06/03/2025
As photographers and artists we spend a large portion of our development chasing technical aspirations. We spend days researching lighting, lenses, camera specs. We approach everything with a technical ex*****on first & then only pay attention to the rest secondary. At least that was how I was for many, many years.
This campaign for Allan Gray was a pivotal turning point for me as a photographer, because the brief from the agency had everything to do with an emotional cue & zero technical requirements. On top of that, it involved kids who don’t really ‘fake’ things like an adult actor/model would.

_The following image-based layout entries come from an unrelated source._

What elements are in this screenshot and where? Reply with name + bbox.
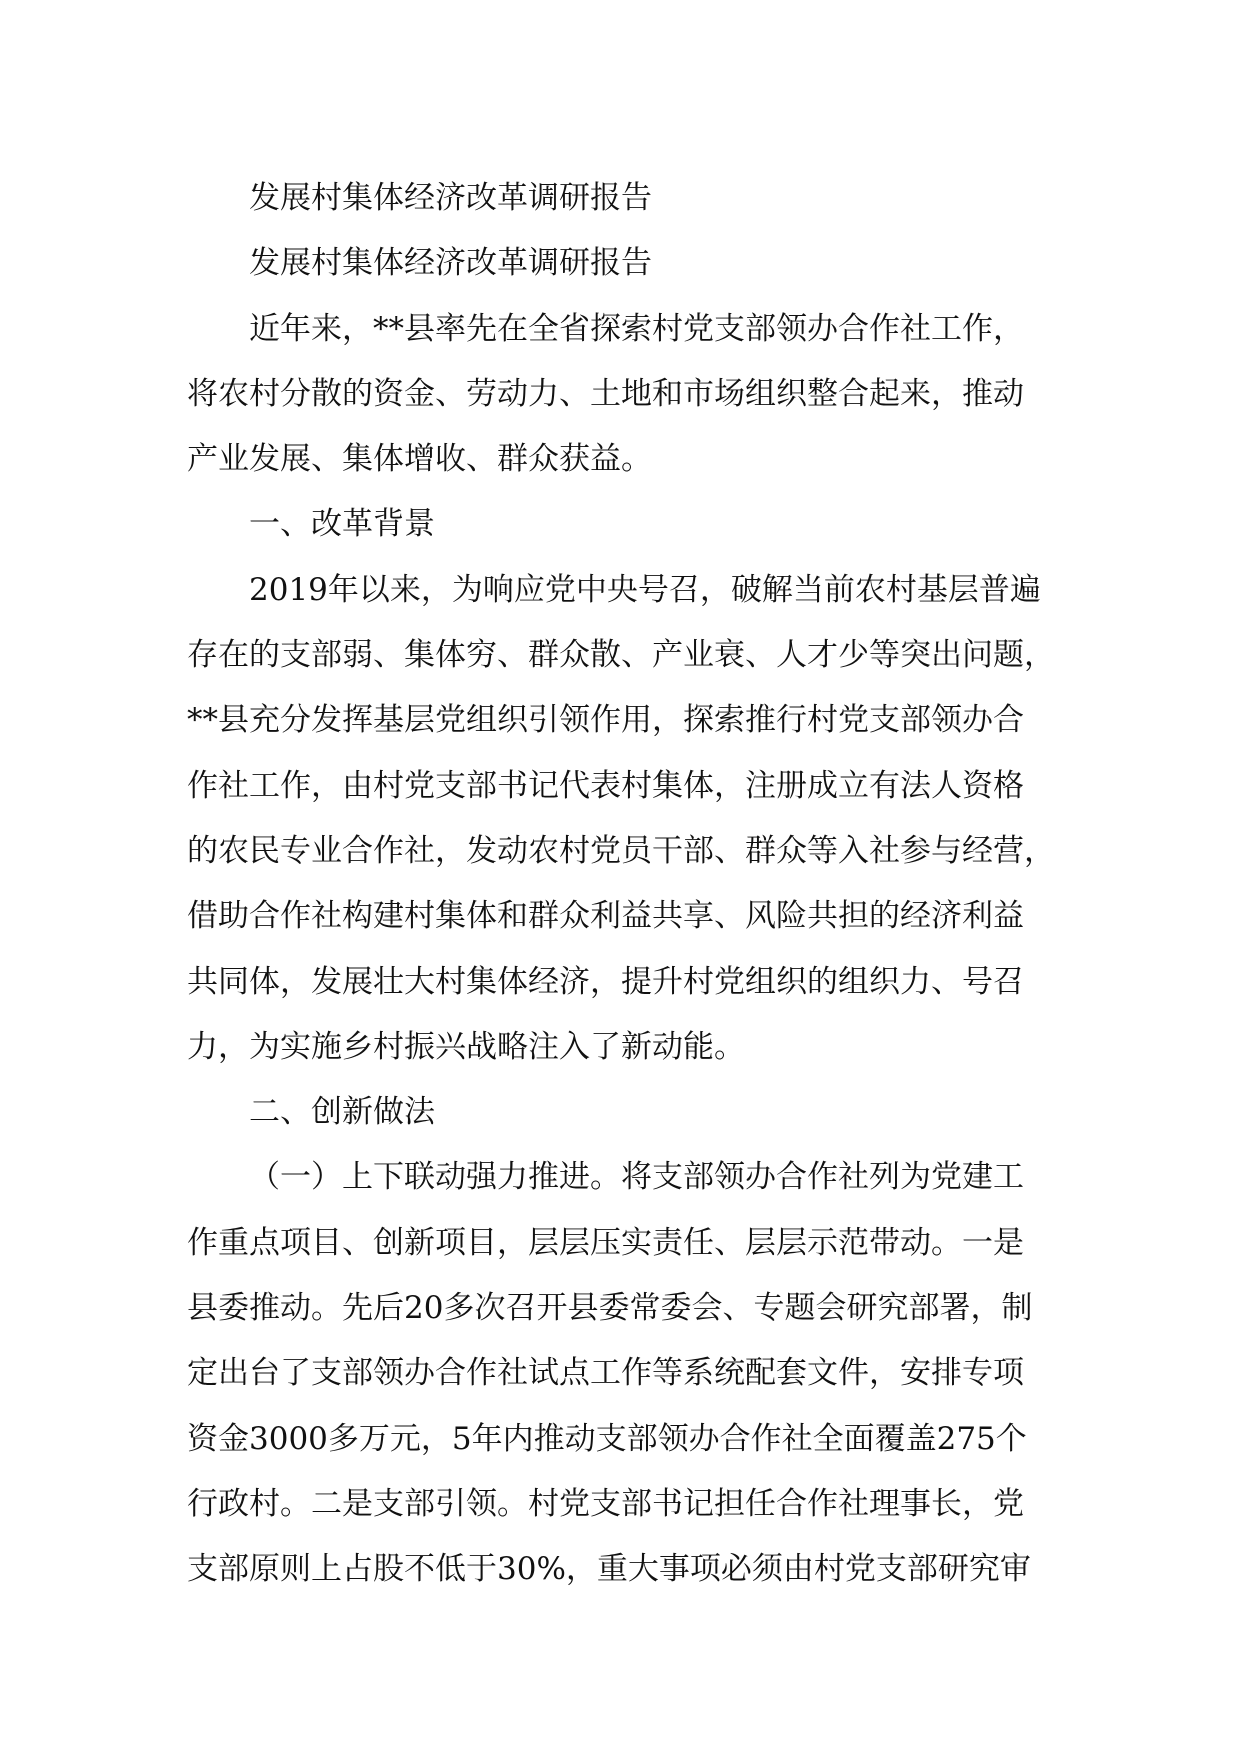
paragraph-line: 作社工作，由村党支部书记代表村集体，注册成立有法人资格 [187,767,1024,804]
paragraph-line: 存在的支部弱、集体穷、群众散、产业衰、人才少等突出问题， [187,637,1055,674]
paragraph-line: 行政村。二是支部引领。村党支部书记担任合作社理事长，党 [187,1485,1024,1522]
section-heading: 二、创新做法 [249,1094,435,1131]
paragraph-line: 2019年以来，为响应党中央号召，破解当前农村基层普遍 [249,571,1041,608]
section-heading: 一、改革背景 [249,506,435,543]
document-title: 发展村集体经济改革调研报告 [249,180,652,216]
paragraph-line: 将农村分散的资金、劳动力、土地和市场组织整合起来，推动 [187,375,1024,412]
paragraph-line: 定出台了支部领办合作社试点工作等系统配套文件，安排专项 [187,1355,1024,1392]
document-body [187,166,1055,1603]
paragraph-line: 共同体，发展壮大村集体经济，提升村党组织的组织力、号召 [187,963,1024,1000]
paragraph-line: 资金3000多万元，5年内推动支部领办合作社全面覆盖275个 [187,1420,1027,1457]
paragraph-line: 作重点项目、创新项目，层层压实责任、层层示范带动。一是 [187,1224,1024,1261]
paragraph-line: 县委推动。先后20多次召开县委常委会、专题会研究部署，制 [187,1290,1033,1327]
paragraph-line: **县充分发挥基层党组织引领作用，探索推行村党支部领办合 [187,702,1024,739]
paragraph-line: 力，为实施乡村振兴战略注入了新动能。 [187,1028,745,1065]
paragraph-line: 支部原则上占股不低于30%，重大事项必须由村党支部研究审 [187,1551,1031,1588]
paragraph-line: 近年来，**县率先在全省探索村党支部领办合作社工作， [249,310,1024,347]
paragraph-line: 借助合作社构建村集体和群众利益共享、风险共担的经济利益 [187,898,1024,935]
paragraph-line: （一）上下联动强力推进。将支部领办合作社列为党建工 [249,1159,1024,1196]
paragraph-line: 产业发展、集体增收、群众获益。 [187,441,652,478]
document-subtitle: 发展村集体经济改革调研报告 [249,245,652,282]
paragraph-line: 的农民专业合作社，发动农村党员干部、群众等入社参与经营， [187,832,1055,869]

My approach was also one of my biggest lessons. I had to forget technicality & rather put all my effort into creating the emotion. How did we do that? For starters, we didn’t ’fake’ it. “Minutes are longer when you’re 10” was the accompanying copy with the frame. So we put our model in the situation that made him really feel this. And we kept him in that space until he FELT the exact emotion we needed. We engineered the situation, but the emotion was real. No amount of lighting or new f1.8 lens technicality was going to create the photograph. Emotion created the photograph.
So… next time you’re wondering how you can get something different and more engaging in your photography, remember it’s not about the camera or your technical ability. It’s in your ability to create, evoke or connect emotionally.
What’s your thoughts, have you found this to be true in your experience?